During Run 1 of the LHC, ATLAS developed a broad programme of searches for mono-X signals. Now, new results from the ATLAS collaboration in the mono-jet and mono-photon channels are the first of these searches in the proton–proton collision data collected in 2015 after increasing the LHC collision energy to 13 TeV. With only 3.2 fb–1 of collisions, six times fewer than studied in Run 1, these first Run 2 results already achieve comparable sensitivity to beyond-the-Standard-Model phenomena. In each search, the data with large missing transverse momentum are compared with data-driven estimates of Standard Model backgrounds. As an example, the background to the mono-jet search is known to 4–12%, an estimate nearly as precise as that obtained in the final Run 1 analysis. ATLAS has also released preliminary Run 2 results in the mono-Z, mono-W and mono-H channels.
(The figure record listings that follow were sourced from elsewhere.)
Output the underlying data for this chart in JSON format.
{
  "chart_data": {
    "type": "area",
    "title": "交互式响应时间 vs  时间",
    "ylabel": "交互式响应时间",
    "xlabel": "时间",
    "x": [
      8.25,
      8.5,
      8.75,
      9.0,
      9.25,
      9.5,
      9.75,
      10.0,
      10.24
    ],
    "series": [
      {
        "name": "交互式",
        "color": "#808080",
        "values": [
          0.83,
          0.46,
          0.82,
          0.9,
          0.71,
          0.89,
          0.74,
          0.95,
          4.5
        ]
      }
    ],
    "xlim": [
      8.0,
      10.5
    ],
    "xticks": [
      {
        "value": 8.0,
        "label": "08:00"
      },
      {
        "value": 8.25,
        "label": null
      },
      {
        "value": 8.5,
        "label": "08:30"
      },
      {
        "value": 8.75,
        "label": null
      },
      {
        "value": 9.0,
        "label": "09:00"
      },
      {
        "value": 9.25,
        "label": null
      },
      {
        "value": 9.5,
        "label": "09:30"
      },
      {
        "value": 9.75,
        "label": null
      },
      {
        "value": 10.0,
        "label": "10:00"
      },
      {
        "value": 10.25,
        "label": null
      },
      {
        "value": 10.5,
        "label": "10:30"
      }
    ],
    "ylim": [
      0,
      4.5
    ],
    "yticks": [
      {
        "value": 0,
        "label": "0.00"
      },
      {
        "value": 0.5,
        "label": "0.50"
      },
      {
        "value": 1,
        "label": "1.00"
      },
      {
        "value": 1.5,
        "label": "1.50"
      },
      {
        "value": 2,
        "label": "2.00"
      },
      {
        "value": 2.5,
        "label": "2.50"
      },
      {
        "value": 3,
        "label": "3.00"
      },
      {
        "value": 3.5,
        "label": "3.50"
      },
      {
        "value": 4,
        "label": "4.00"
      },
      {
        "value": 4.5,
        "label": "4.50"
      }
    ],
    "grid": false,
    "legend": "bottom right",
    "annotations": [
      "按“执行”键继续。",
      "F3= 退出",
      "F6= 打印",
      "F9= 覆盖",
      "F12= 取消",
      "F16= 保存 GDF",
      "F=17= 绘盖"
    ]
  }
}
If dark-matter production is observed, ATLAS has the potential to characterise the interaction itself. To produce dark matter in LHC collisions, the interaction must involve the constituent partons within the proton. If the interaction is mediated by s-channel exchange of a new boson, a decay back to the Standard Model partons could also occur.
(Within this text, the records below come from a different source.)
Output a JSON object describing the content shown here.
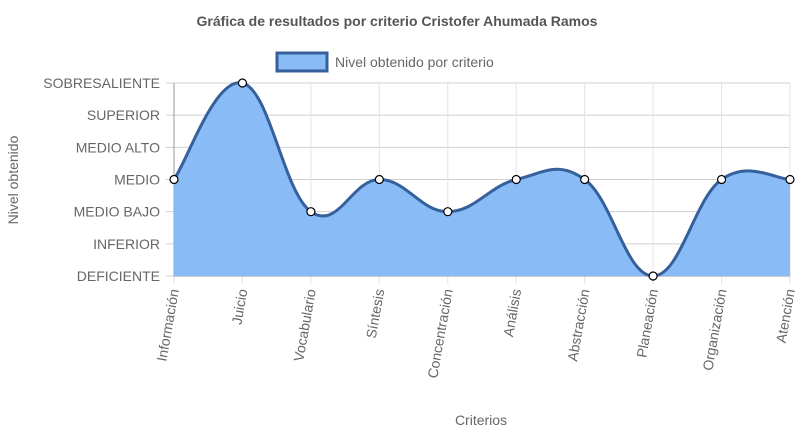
{
  "chart_data": {
    "type": "area",
    "title": "Gráfica de resultados por criterio Cristofer Ahumada Ramos",
    "xlabel": "Criterios",
    "ylabel": "Nivel obtenido",
    "y_levels": [
      "DEFICIENTE",
      "INFERIOR",
      "MEDIO BAJO",
      "MEDIO",
      "MEDIO ALTO",
      "SUPERIOR",
      "SOBRESALIENTE"
    ],
    "ylim": [
      1,
      7
    ],
    "categories": [
      "Información",
      "Juicio",
      "Vocabulario",
      "Síntesis",
      "Concentración",
      "Análisis",
      "Abstracción",
      "Planeación",
      "Organización",
      "Atención"
    ],
    "series": [
      {
        "name": "Nivel obtenido por criterio",
        "values": [
          4,
          7,
          3,
          4,
          3,
          4,
          4,
          1,
          4,
          4
        ],
        "fill_color": "#89bbf7",
        "line_color": "#35609b"
      }
    ],
    "grid": true,
    "legend_position": "top"
  }
}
The ATLAS collaboration has also released new results from the dijet search channel, where new phenomena could modify the smooth dijet invariant mass distribution. With 3.6 fb–1 of data, the search already surpasses the sensitivity of Run 1 dijet searches for many kinds of signals. The dijet results are presented on a simplified model of dark-matter production, where the dark boson has axial-vector couplings to quarks and Dirac dark matter.

The results of the mono-photon, mono-jet and dijet searches are shown in figure 1, assuming a version of the axial-vector dark boson whose couplings to dark matter are four times stronger than those to Standard Model quarks. In this scenario, ATLAS dijet results exclude the existence of mediating particles with masses from about 600 GeV to 2 TeV. The mono-jet and mono-photon channels exclude the parameter space at lower mediator and dark-matter masses. For even larger ratios of the dark-matter-to-quark coupling values, dijet constraints quickly weaken, and mono-X searches play a more powerful role.

On the verge of new data-taking in 2016, with the LHC expected to deliver an order of magnitude more luminosity, mono-X and direct mediator searches at ATLAS are set to probe this and other models with unprecedented sensitivity.